Kihlgård se echó hacia delante y bajó la voz.

—En realidad puede ser que Fanny tuviera mucha confianza en Kingsley y le pidiera consejo acerca de esa puñetera píldora y luego se dejara el prospecto olvidado en su casa. No sería totalmente descabellado.

Karin lo miró con escepticismo.

—¿Crees realmente en esa explicación?

—¿Por qué no? No deberíamos obcecarnos con Kingsley, es una locura.

Kihlgård se pasó la mano por las greñas, recias y entrecanas.

—¿Y qué vamos a hacer entonces? —preguntó Karin.

—Podemos tomar algo de postre, ¿no?

K
nutas dirigió el pequeño barco pesquero hacia el mar. Siempre era igual de divertido llevar el timón. Leif preparaba las redes en la cubierta. Era hijo de una familia de pescadores y estaba acostumbrado. Cuando terminó, se puso al lado de Knutas en el puente de mando.

—Hay muy poco salmón por este lado de la isla, así que en su lugar tendremos que pescar merluza.

—Qué lástima. Habría sido soberbio tener un salmón recién pescado para la cena.
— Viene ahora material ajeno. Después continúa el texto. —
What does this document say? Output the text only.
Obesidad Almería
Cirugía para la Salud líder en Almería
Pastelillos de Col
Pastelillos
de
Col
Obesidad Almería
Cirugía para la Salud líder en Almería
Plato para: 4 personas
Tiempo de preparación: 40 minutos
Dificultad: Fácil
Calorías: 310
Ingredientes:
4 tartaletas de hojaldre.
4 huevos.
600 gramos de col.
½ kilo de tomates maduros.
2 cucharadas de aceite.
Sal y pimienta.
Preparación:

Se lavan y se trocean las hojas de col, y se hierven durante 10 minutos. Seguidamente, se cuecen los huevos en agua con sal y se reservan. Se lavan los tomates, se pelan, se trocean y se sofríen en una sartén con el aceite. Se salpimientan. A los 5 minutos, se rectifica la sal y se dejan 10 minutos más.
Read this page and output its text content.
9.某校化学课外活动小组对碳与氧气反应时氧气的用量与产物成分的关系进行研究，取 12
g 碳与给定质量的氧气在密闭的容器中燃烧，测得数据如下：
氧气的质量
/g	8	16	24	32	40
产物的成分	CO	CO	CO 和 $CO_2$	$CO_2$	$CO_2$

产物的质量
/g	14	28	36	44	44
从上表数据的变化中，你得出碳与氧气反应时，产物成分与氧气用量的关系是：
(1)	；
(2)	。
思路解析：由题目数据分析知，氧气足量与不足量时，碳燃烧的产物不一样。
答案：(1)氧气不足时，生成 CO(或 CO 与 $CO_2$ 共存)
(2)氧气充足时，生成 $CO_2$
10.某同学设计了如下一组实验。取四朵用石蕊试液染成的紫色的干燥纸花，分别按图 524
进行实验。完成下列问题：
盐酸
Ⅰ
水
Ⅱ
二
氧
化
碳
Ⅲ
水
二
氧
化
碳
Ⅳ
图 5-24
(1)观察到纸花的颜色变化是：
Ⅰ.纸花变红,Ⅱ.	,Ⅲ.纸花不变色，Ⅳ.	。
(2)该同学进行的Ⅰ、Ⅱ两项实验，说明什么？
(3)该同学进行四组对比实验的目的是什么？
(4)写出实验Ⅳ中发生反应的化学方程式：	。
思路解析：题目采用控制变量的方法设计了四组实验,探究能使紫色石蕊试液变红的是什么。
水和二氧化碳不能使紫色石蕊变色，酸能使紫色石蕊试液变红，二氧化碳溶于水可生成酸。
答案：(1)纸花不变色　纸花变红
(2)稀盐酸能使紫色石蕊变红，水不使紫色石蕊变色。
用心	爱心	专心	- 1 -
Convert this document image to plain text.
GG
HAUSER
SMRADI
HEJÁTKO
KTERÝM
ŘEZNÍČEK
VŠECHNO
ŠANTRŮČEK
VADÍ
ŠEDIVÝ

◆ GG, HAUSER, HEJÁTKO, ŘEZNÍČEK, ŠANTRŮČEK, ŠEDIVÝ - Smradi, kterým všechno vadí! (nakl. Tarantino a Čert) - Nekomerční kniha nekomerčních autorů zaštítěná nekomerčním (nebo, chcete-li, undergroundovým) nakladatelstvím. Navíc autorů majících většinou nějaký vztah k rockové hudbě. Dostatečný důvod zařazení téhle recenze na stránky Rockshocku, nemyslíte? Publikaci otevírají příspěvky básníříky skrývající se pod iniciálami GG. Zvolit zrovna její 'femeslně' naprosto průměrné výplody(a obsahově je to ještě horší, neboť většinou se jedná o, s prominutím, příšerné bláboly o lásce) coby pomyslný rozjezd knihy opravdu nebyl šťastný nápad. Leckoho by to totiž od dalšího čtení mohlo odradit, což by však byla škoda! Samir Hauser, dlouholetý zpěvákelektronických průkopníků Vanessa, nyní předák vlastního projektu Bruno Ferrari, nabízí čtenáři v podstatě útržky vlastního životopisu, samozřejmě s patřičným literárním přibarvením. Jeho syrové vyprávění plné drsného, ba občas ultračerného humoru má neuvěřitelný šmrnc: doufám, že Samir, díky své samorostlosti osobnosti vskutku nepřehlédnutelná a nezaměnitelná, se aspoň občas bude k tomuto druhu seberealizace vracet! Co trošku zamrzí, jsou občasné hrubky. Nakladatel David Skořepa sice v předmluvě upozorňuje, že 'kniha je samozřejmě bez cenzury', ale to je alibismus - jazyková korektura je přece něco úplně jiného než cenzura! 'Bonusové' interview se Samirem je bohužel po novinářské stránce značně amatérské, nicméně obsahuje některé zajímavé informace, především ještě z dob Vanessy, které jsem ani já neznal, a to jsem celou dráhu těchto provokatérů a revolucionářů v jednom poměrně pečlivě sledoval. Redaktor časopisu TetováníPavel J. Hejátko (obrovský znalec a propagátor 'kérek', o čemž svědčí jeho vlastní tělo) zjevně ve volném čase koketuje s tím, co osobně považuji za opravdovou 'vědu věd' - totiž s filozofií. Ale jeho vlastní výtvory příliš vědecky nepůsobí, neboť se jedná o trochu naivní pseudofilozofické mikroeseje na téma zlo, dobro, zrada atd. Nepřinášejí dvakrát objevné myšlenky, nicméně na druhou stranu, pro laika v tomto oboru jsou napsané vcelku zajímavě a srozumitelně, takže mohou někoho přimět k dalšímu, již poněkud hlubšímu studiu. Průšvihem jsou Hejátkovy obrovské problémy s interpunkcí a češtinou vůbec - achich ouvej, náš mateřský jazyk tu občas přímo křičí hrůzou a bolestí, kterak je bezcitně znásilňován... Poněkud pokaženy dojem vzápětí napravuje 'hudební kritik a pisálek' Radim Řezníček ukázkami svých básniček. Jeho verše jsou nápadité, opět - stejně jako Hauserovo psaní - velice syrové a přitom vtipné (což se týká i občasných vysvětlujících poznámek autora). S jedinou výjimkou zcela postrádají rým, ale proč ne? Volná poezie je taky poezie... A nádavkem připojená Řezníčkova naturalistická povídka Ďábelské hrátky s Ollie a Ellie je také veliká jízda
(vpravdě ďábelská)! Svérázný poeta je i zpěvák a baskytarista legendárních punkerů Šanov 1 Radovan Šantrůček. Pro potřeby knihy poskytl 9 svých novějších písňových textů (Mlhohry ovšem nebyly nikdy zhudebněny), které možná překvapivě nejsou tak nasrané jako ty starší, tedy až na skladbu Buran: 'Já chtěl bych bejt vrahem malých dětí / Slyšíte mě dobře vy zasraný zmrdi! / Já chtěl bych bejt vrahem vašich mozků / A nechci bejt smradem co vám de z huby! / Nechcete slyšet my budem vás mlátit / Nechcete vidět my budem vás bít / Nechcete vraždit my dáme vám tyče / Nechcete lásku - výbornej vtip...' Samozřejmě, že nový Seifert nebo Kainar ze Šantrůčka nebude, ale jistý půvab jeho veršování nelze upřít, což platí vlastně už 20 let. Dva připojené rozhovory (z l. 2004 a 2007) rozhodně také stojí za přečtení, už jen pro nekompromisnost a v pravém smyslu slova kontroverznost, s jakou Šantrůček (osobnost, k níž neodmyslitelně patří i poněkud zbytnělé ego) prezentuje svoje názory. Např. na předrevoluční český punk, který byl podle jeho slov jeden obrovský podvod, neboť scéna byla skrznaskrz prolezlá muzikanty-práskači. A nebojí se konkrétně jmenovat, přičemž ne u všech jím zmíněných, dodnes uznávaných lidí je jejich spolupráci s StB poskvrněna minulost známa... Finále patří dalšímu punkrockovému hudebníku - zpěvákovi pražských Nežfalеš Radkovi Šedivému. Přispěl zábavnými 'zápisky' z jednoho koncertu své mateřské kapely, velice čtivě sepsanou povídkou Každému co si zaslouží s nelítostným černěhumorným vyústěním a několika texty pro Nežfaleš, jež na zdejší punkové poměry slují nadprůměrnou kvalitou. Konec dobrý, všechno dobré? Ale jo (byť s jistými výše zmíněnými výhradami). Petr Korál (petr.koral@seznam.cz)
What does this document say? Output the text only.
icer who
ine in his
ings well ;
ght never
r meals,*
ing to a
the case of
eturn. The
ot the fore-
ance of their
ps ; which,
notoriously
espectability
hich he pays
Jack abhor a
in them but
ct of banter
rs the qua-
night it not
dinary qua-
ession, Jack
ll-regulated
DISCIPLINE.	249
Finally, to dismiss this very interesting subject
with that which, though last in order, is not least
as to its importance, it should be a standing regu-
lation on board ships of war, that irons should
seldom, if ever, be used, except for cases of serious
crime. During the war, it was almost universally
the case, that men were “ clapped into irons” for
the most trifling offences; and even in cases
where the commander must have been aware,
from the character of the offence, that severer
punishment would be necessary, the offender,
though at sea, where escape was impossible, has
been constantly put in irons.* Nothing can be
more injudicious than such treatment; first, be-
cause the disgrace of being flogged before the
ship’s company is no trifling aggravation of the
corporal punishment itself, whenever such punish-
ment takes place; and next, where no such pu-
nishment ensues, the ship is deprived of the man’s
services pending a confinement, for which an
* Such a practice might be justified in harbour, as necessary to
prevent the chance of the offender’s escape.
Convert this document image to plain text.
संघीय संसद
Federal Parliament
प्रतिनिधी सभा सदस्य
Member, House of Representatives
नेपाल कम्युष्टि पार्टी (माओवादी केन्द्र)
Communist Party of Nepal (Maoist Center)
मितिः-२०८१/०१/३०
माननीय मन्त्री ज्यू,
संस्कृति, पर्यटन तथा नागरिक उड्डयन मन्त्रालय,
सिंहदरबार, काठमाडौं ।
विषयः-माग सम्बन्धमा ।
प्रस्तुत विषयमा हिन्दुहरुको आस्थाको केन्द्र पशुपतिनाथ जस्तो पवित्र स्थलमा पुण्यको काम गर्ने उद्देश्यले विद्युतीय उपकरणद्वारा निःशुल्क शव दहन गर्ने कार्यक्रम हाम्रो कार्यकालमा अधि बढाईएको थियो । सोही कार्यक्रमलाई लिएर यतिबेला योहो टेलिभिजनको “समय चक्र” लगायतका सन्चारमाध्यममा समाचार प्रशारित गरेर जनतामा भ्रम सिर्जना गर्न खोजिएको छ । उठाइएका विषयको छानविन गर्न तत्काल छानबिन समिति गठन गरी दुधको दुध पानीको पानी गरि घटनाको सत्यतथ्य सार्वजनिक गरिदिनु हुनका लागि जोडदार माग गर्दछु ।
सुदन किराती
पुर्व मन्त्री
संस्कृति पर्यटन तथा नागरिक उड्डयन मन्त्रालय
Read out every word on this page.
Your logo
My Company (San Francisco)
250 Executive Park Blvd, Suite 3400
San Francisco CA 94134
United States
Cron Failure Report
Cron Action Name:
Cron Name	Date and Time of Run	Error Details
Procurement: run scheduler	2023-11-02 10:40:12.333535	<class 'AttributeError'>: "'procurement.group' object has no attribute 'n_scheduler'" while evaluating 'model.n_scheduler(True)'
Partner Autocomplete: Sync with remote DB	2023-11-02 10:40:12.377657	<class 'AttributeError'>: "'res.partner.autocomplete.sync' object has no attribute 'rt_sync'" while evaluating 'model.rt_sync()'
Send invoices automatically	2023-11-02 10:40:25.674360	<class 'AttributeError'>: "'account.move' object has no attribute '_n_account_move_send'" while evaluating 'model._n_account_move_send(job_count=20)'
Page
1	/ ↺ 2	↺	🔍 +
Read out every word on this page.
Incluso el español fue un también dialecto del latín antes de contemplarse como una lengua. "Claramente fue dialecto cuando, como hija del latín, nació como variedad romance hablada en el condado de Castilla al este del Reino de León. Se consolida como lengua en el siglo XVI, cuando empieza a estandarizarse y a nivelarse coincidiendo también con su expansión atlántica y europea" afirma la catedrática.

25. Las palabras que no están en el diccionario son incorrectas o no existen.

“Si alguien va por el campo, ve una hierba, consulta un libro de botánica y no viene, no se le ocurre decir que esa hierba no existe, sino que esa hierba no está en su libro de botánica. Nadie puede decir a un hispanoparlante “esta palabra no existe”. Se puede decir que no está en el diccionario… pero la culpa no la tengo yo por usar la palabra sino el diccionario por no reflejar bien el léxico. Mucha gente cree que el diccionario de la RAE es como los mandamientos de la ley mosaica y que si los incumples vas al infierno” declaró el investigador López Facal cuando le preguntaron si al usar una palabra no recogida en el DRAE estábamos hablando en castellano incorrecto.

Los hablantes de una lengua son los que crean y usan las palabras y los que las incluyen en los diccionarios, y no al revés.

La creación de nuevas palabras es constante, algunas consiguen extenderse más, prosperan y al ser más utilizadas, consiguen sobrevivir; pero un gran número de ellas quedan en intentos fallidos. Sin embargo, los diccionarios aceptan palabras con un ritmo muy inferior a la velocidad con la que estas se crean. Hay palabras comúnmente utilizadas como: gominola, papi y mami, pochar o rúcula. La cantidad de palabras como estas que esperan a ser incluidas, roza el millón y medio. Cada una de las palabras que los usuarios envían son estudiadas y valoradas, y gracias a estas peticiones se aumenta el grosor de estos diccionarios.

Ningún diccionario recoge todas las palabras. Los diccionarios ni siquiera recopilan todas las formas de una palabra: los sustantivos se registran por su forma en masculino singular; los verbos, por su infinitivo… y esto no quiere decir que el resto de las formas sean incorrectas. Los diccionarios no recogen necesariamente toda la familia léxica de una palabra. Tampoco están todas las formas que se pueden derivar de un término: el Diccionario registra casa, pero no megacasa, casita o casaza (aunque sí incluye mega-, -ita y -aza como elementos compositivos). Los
—Bueno, pensándolo bien, podemos intentarlo, con señuelos de arrastre. Tiro el sedal detrás del barco y dejamos que arrastre el señuelo. Ahora que hace tanto frío los peces se encuentran en la superficie. Si tenemos suerte igual capturamos algún salmón o alguna trucha asalmonada.

Pasaron junto a la playa de Tofta y Knutas se quedó fascinado de lo desierta que estaba. La soledad de las ondulantes dunas de arena era radicalmente distinta del hervidero de turistas que se daban allí cita en verano. Tofta era con mucho la playa más popular de la isla, sobre todo entre los jóvenes. En la temporada estival las toallas estaban tan juntas unas de otras que apenas se podía ver la arena.